The late Paul F. Cranefield, M.D., Ph.D. was the Editor of the Journal of General Physiology for 30 yr, from 1966 to 1995. During this time, he worked incessantly to further the mission of the journal: to promote and publish studies at the interface between biology, chemistry, and physics in order to obtain insights into fundamental mechanisms that underlie biological function at all levels.

When Dr. Cranefield stepped down as Editor, the Council of the Society of General Physiologists discussed how best to acknowledge his numerous contributions to the Journal and thus to the Society. In the end, it was decided to institute a Paul F. Cranefield Award, which should go to a young investigator who in the preceding year had published an article of exceptional quality in the Journal. The award would be given at the Annual Meeting and Symposium of the Society, which takes place in Woods Hole, MA. It also was decided that the criteria for selecting the awardee should be so stringent that the award might not be given every year.

I am pleased to say that despite these high standards, there were many outstanding candidates. One stood out, namely Tsung-Yu Chen from the Center for Neuroscience at University of California, Davis, who has made many important contributions toward understanding the function of the ClC family of anion permeable channels. Dr. Chen accepted the Award at the September, 2004, meeting of the Society.

Dr. Chen received his M.D. and M.S. from National Yang-Ming Medical College, Taiwan. He then came to the US, where he received his Ph.D. from Johns Hopkins University, where he worked in the laboratory of King-Wai Yau and studied the Ca2+-calmodulin modulation of cyclic nucleotide-gated cation channels. He received his post-doctoral training with Chris Miller at Brandeis University, where he began his studies on the ClC family of anion channels. Dr. Chen initially focused on the nonequilibrium, permeant ion-dependent gating of the ur-ClC, ClC0 isolated from Torpedo electroplax. The gating of ClC channels differs fundamentally from the gating of voltage-dependent cation channels, as the channels are double-barreled pores that can gate in two different modes: a slow mode, involving a common gate that controls both barrels; and a fast mode, involving the individual barrels, in which the major source of the voltage-dependent gating is Cl movement through the pore, as demonstrated by Dr. Chen.

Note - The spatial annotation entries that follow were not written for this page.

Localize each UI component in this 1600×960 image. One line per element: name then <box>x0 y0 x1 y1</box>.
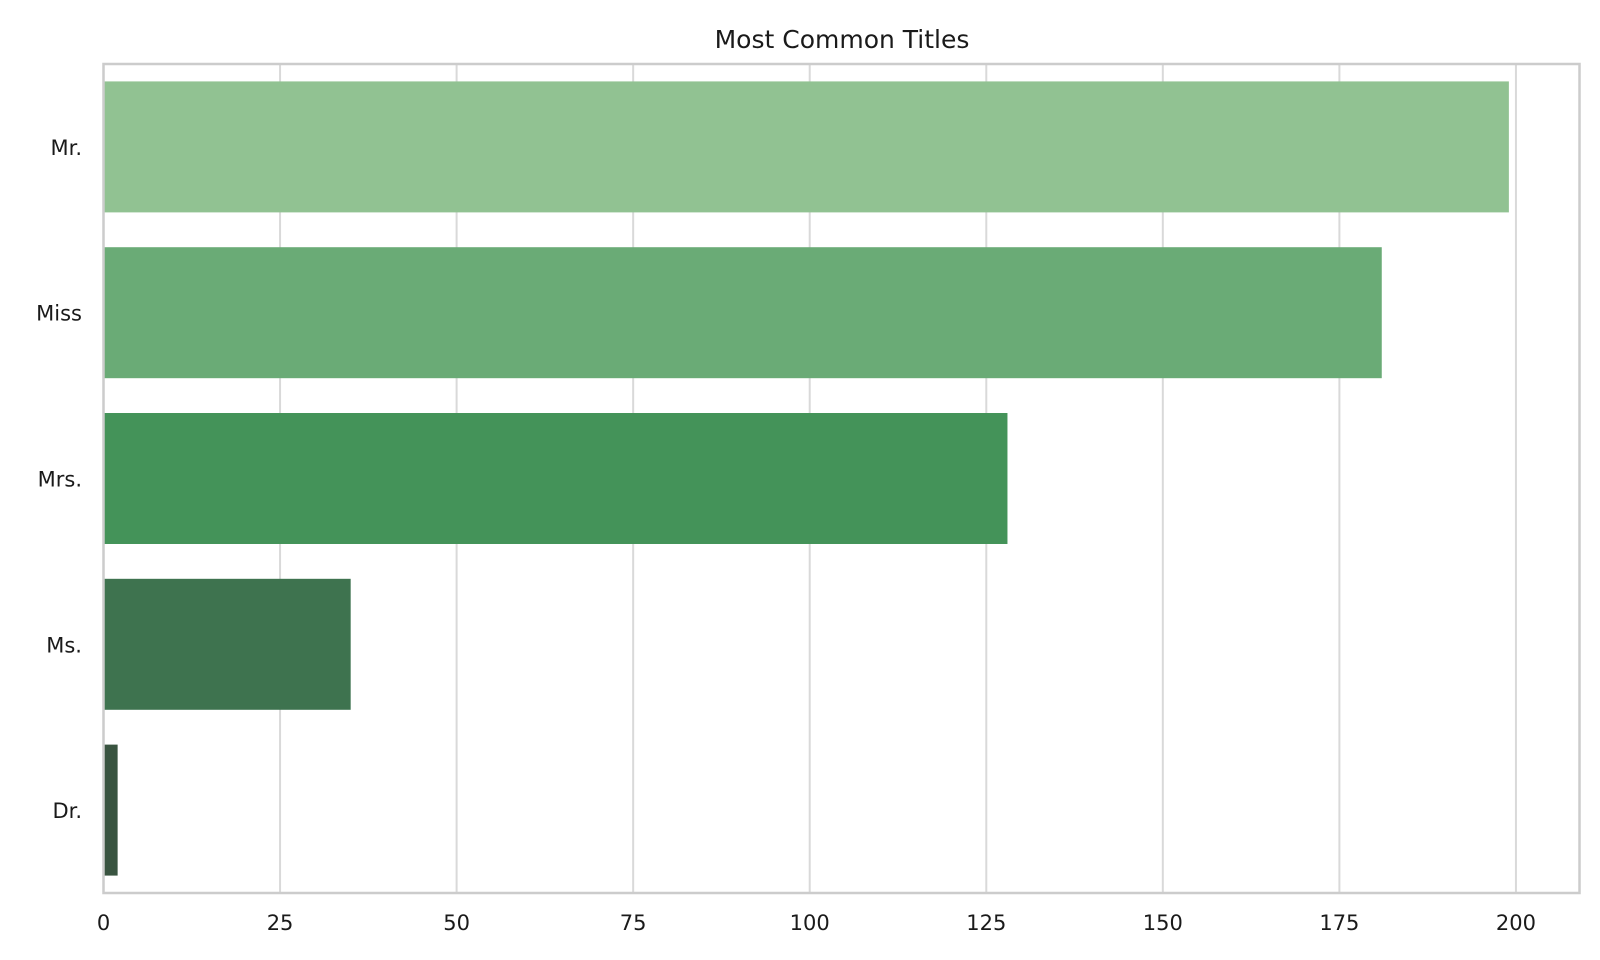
y-tick-label: Ms. <box>46 633 82 657</box>
bar-mrs <box>103 413 1008 544</box>
x-tick-label: 200 <box>1496 911 1536 935</box>
x-tick-label: 25 <box>267 911 294 935</box>
y-tick-label: Dr. <box>52 799 82 823</box>
bar-mr <box>103 81 1509 213</box>
x-tick-label: 125 <box>966 911 1006 935</box>
y-tick-label: Miss <box>36 302 82 326</box>
bars <box>103 81 1509 876</box>
plot-frame <box>102 62 1581 895</box>
x-tick-labels: 0 25 50 75 100 125 150 175 200 <box>97 911 1536 935</box>
chart-title: Most Common Titles <box>715 25 970 54</box>
x-tick-label: 0 <box>97 911 110 935</box>
y-tick-label: Mrs. <box>38 468 82 492</box>
x-tick-label: 175 <box>1319 911 1359 935</box>
x-tick-label: 75 <box>620 911 647 935</box>
x-tick-label: 50 <box>443 911 470 935</box>
bar-miss <box>103 247 1382 379</box>
x-tick-label: 100 <box>790 911 830 935</box>
bar-dr <box>103 744 118 876</box>
bar-ms <box>103 578 351 710</box>
y-tick-label: Mr. <box>51 136 83 160</box>
x-tick-label: 150 <box>1143 911 1183 935</box>
y-tick-labels: Mr. Miss Mrs. Ms. Dr. <box>36 136 82 823</box>
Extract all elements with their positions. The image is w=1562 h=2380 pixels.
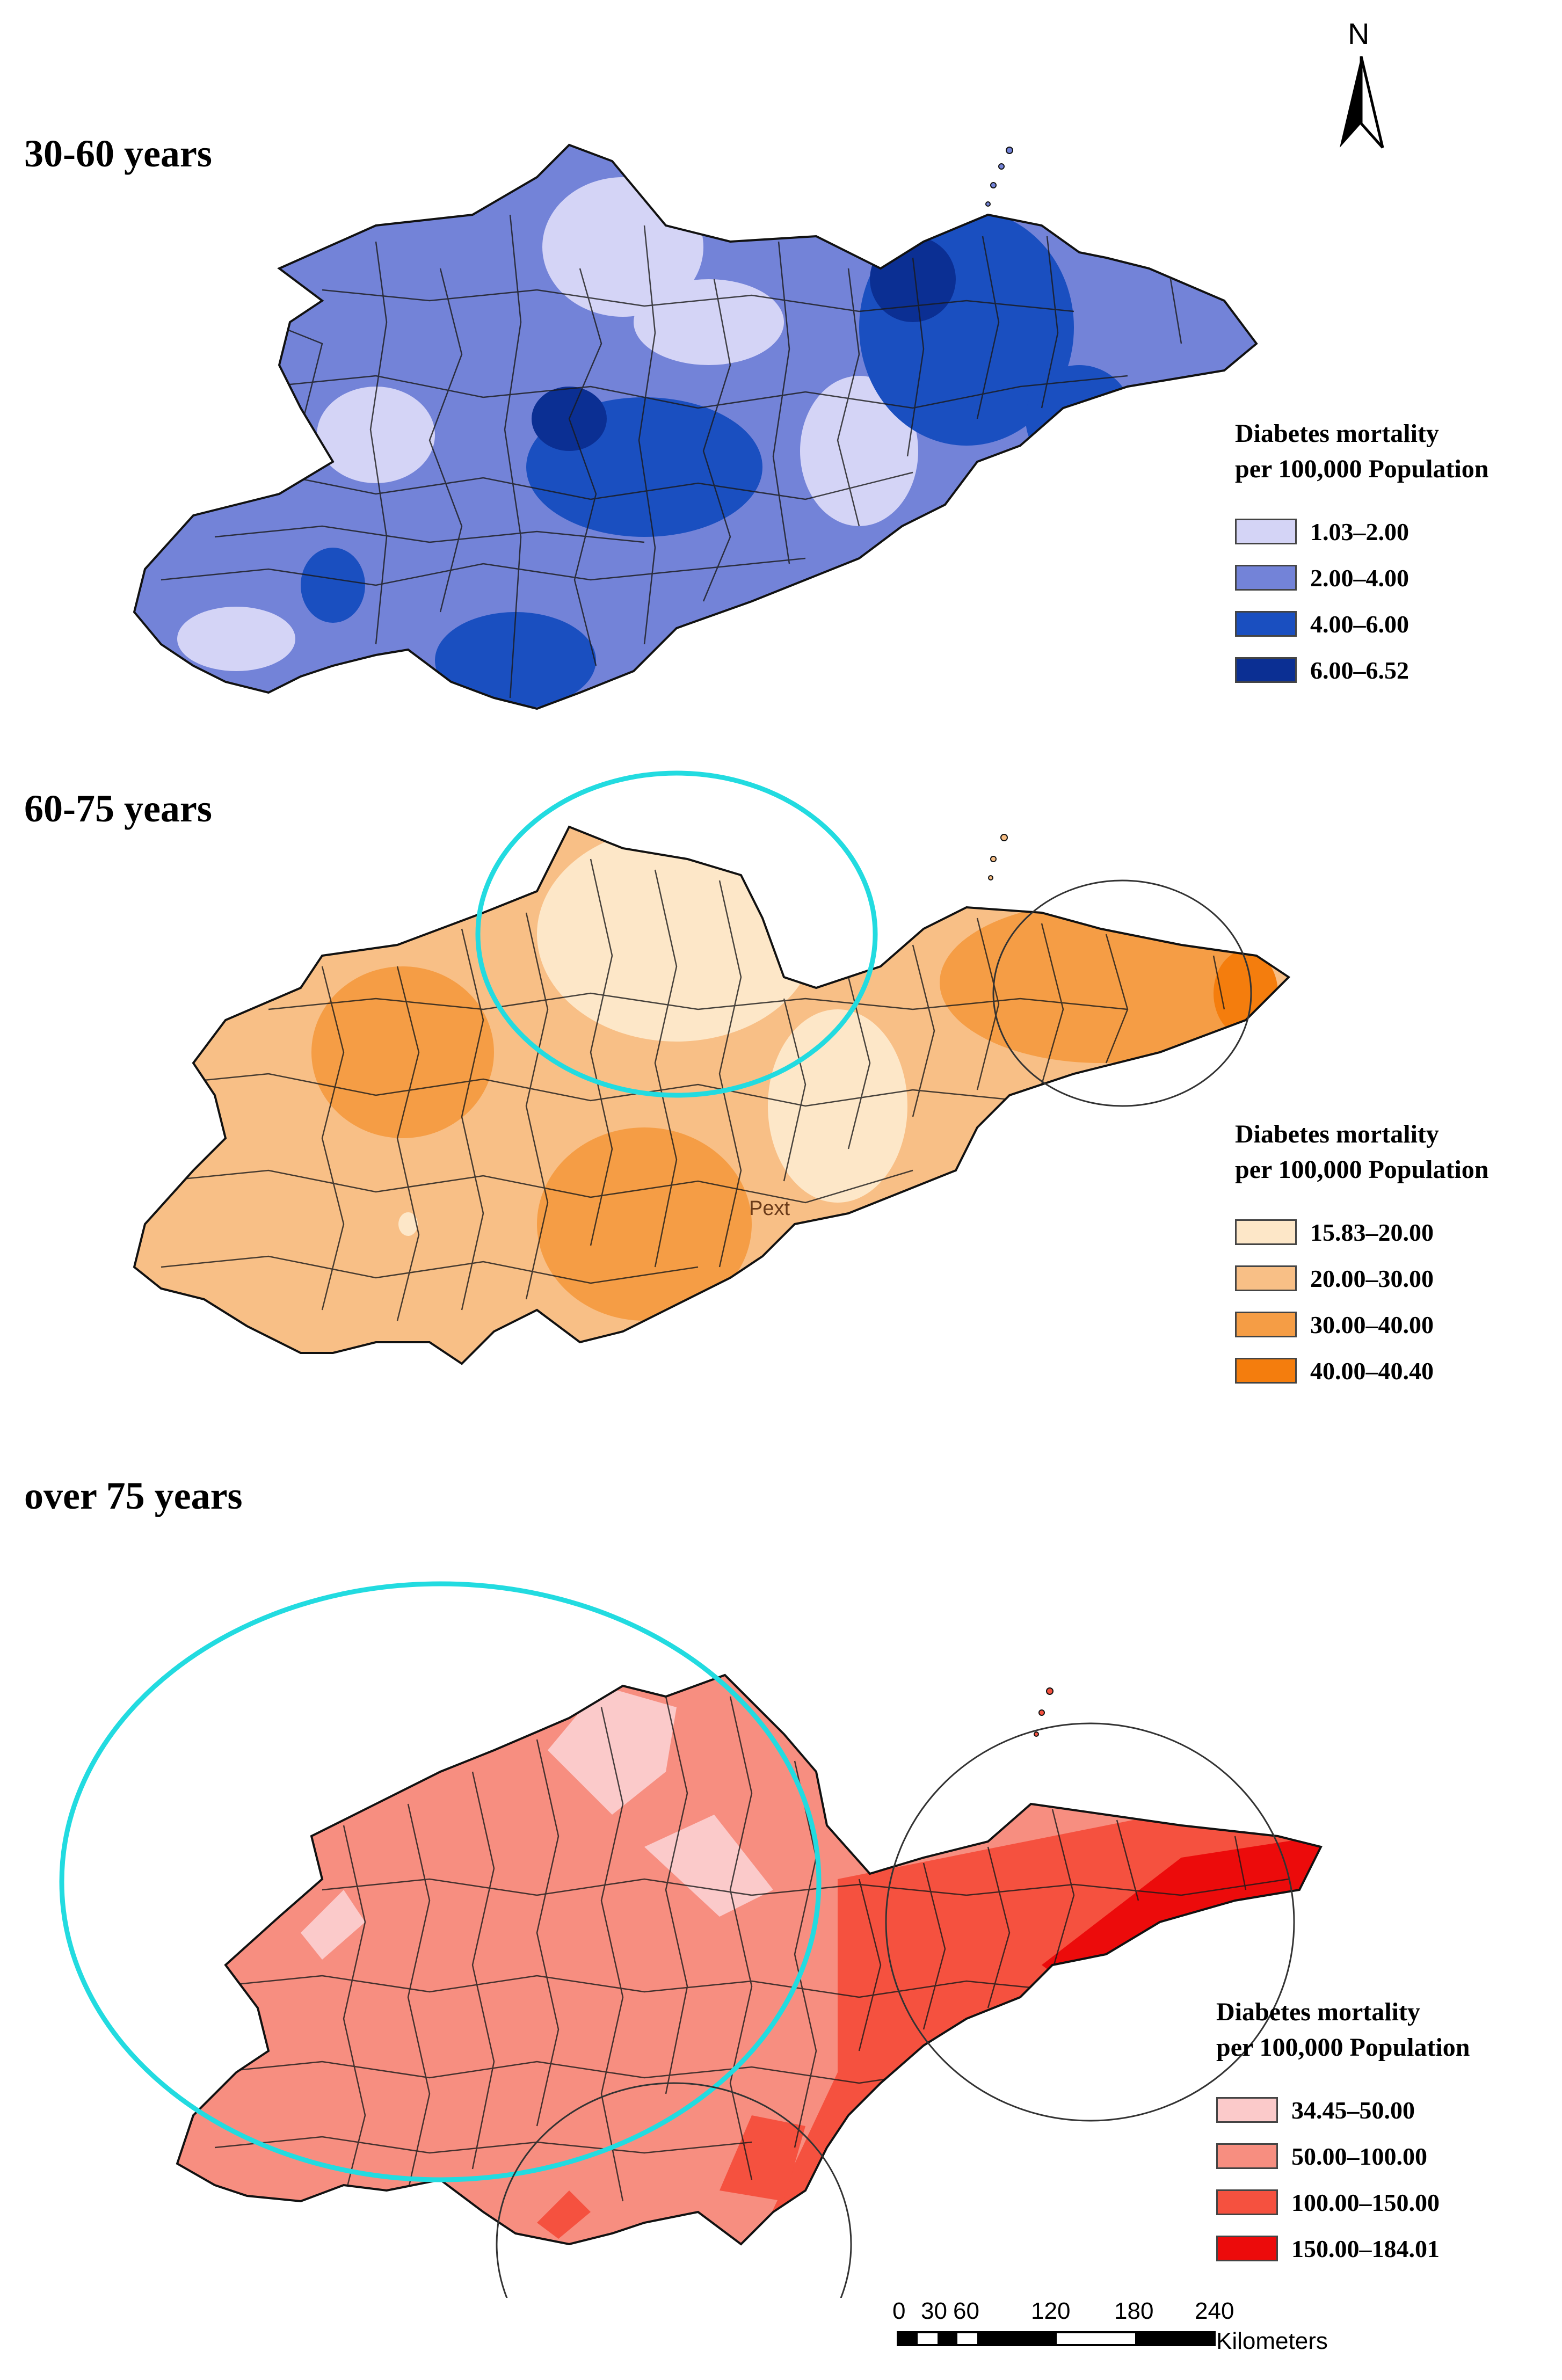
highlight-circle [885, 1722, 1295, 2122]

Since this seminal work, Dr. Chen has strived to understand the basis for this tantalizing gating mechanism. Last year he (with M.-F. Chen, and C.-W. Lin) published three landmark articles in The Journal of General Physiology, in which he used the x-ray structure {Dutzler MacKinnon 2002} of CLC-ec1, a bacterial ClC homologue from Escherichia coli as the starting point for an unusually comprehensive study of the ion permeation and gating properties of ClC0. We now know that the bacterial homologue is not an ion channel but an H+/Cl exchanger, but ClC-ec1 turned out to be a most valuable tool for deciphering the intricacies of ClC0 permeation and gating. Most importantly, the ClC-ec1 structure provided the framework that allowed Dr. Chen and his collaborators to conclude that the ion selectivity is controlled relatively simply by electrostatic interactions between the permeant ions and key pore-lining residues. Moreover, a systematic cysteine mutagenesis study allowed Dr. Chen and colleagues to provide important limits on where the gate controlling ion permeation through the pore should be localized, namely extracellular to the selectivity filter.

These conclusions were obtained through a dedicated effort that involved a rigorous experimental design in which the permeant ion concentration was altered by two orders of magnitude (a technical feat) and an unusually rigorous approach to the data analysis and interpretation. We were most pleased to publish these articles, which firmly establish Dr. Chen as a leader in anion channel research.